Secondly, the 1984 order requires the DEAC to publish a notice setting out his provisional recommendations in newspapers circulating in the district. However, because of the wide-ranging nature of the current review, it is likely that the recommendations will be very detailed and could involve the production of large-scale maps. It would therefore be both costly and unwieldy to publish them in full in local newspapers. The draft order therefore provides the commissioner with the option of either publishing a notice setting out his recommendations or simply providing details of when and where the recommendations may be inspected, or both. This is also in line with the procedure followed by the Local Government Boundaries Commissioner.

Finally, as the number and boundaries of councils are due to change, it is important to clarify that it is existing councils most affected by any changes that can compel an inquiry, not the new 11 district councils that will come into being after the next local election.
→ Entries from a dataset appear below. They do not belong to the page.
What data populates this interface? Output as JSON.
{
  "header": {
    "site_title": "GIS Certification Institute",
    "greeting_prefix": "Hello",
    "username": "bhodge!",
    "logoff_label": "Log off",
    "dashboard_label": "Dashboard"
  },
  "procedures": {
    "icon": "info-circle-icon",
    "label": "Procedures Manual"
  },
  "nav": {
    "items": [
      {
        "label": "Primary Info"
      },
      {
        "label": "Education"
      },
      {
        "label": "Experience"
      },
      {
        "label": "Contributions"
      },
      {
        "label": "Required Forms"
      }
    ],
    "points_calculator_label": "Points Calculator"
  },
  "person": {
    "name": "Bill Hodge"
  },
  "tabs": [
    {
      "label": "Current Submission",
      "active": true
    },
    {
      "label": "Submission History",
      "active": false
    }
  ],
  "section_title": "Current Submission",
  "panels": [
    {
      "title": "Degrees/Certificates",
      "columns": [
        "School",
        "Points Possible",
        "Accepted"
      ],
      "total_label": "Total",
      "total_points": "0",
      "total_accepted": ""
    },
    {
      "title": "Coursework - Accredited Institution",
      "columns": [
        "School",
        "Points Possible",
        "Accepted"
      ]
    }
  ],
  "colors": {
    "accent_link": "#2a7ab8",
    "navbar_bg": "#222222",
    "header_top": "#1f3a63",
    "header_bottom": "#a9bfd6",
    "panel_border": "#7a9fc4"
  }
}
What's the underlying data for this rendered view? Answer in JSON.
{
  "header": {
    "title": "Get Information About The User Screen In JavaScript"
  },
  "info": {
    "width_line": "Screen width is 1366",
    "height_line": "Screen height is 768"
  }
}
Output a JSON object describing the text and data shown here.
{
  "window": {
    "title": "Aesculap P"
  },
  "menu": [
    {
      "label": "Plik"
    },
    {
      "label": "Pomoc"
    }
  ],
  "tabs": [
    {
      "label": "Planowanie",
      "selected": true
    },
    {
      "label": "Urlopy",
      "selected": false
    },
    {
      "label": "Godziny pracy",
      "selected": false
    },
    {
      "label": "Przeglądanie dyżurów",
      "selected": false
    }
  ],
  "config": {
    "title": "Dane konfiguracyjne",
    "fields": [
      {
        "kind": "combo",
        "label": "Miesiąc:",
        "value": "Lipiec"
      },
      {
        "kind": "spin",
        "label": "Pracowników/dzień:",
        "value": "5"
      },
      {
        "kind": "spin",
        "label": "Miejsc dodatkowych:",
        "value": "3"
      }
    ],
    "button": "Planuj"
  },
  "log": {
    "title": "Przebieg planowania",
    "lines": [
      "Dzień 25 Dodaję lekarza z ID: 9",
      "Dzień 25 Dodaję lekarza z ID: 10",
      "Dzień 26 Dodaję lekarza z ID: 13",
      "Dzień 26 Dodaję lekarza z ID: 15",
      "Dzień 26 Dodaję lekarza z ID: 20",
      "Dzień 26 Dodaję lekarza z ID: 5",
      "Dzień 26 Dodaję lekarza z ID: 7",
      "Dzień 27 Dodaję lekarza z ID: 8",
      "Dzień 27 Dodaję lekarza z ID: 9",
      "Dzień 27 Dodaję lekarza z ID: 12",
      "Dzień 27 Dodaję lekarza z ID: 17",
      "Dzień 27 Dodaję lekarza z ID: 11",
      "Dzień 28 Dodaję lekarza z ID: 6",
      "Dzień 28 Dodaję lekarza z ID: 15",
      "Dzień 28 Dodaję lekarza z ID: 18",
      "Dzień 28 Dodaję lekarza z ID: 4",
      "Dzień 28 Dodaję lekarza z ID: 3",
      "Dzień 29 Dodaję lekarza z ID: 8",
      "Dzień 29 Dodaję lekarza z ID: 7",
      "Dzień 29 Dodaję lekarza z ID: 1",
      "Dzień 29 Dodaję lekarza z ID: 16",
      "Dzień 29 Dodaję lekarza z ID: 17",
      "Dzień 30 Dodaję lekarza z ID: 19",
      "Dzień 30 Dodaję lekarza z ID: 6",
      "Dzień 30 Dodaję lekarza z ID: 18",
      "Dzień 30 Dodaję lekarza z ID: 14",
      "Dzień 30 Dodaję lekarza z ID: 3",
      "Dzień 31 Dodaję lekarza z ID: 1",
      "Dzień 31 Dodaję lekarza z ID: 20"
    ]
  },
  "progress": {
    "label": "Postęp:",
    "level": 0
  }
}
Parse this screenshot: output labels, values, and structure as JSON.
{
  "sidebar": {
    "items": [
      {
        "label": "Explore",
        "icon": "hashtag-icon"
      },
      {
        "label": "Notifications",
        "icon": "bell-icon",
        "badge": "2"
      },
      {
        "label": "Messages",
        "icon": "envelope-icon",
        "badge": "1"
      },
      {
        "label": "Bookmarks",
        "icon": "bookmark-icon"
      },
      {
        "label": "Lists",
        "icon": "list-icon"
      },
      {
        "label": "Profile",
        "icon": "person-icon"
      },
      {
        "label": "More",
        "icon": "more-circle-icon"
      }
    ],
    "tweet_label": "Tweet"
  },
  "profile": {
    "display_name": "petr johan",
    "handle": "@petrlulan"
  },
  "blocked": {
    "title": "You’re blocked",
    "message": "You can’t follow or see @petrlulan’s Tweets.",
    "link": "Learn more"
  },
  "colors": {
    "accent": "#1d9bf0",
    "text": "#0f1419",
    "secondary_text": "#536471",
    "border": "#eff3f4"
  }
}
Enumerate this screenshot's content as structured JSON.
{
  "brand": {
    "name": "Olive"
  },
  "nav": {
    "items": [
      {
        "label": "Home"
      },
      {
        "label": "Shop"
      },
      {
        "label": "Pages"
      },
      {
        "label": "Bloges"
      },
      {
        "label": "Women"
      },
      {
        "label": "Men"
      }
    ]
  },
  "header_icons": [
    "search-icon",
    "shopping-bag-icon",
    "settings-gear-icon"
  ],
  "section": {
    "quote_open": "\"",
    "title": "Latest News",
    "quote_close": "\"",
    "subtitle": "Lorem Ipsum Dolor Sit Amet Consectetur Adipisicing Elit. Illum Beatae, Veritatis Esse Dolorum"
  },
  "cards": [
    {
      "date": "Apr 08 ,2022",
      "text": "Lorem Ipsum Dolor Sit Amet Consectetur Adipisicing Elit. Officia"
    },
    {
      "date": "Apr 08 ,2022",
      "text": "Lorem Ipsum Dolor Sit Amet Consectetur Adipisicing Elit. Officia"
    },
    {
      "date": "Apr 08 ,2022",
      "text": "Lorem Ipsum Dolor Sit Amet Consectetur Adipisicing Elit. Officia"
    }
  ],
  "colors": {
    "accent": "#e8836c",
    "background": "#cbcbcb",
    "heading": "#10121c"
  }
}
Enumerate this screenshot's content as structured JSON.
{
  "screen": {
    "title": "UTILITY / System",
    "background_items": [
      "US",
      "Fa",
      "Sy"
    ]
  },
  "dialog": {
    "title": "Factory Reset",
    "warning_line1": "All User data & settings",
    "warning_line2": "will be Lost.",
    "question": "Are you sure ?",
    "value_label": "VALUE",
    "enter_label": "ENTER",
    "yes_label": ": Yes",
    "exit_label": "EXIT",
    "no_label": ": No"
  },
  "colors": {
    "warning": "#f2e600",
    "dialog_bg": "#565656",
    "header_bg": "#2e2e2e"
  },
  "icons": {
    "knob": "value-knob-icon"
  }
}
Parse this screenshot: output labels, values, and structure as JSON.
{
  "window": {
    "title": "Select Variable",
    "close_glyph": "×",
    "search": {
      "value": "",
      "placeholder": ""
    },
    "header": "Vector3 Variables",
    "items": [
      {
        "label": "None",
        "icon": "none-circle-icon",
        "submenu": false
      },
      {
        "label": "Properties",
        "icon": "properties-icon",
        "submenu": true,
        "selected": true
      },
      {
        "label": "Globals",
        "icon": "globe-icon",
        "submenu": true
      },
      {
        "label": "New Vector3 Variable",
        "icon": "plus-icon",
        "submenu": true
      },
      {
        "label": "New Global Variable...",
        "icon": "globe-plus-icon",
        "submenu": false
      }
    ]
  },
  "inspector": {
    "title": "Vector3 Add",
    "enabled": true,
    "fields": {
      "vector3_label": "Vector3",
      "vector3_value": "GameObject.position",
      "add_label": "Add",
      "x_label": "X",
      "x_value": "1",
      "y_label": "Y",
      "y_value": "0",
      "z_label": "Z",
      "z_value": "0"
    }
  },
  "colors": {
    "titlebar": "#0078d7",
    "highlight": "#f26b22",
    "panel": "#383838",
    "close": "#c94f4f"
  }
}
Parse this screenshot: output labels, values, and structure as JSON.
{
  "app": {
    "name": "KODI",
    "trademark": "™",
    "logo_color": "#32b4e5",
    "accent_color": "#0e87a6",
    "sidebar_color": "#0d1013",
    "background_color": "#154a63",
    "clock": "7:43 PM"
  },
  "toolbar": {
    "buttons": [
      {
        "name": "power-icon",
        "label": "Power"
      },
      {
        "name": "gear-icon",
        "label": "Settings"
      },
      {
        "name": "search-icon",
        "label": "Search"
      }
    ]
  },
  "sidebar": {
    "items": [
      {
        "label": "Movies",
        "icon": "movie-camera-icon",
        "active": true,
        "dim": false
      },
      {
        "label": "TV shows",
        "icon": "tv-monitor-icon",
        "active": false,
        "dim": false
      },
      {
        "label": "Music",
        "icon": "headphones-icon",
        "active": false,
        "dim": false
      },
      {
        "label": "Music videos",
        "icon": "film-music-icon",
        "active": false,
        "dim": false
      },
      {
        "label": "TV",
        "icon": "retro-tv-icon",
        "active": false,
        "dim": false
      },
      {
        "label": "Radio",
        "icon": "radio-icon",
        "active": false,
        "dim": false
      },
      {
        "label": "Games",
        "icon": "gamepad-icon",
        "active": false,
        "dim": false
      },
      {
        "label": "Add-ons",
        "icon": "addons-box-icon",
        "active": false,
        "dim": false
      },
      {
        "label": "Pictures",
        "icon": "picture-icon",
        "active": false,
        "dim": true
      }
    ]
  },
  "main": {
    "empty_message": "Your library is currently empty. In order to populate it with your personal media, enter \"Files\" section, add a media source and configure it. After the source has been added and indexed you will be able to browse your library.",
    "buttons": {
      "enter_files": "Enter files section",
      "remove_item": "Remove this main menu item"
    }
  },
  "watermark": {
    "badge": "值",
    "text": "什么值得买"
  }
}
The draft order therefore provides that the objection of any council that will, in whole or in part, be incorporated by or incorporate the successor council will be sufficient to secure a local inquiry.

I hope that noble Lords will agree that these orders make small but important changes that are essential to ensuring the successful restructuring of local government in Northern Ireland. I beg to move.

4.30 pm

Lord Glentoran: My Lords, I thank the noble Baroness for explaining these two statutory instruments, which are not as simple as would appear from the two or three pages on which they are written.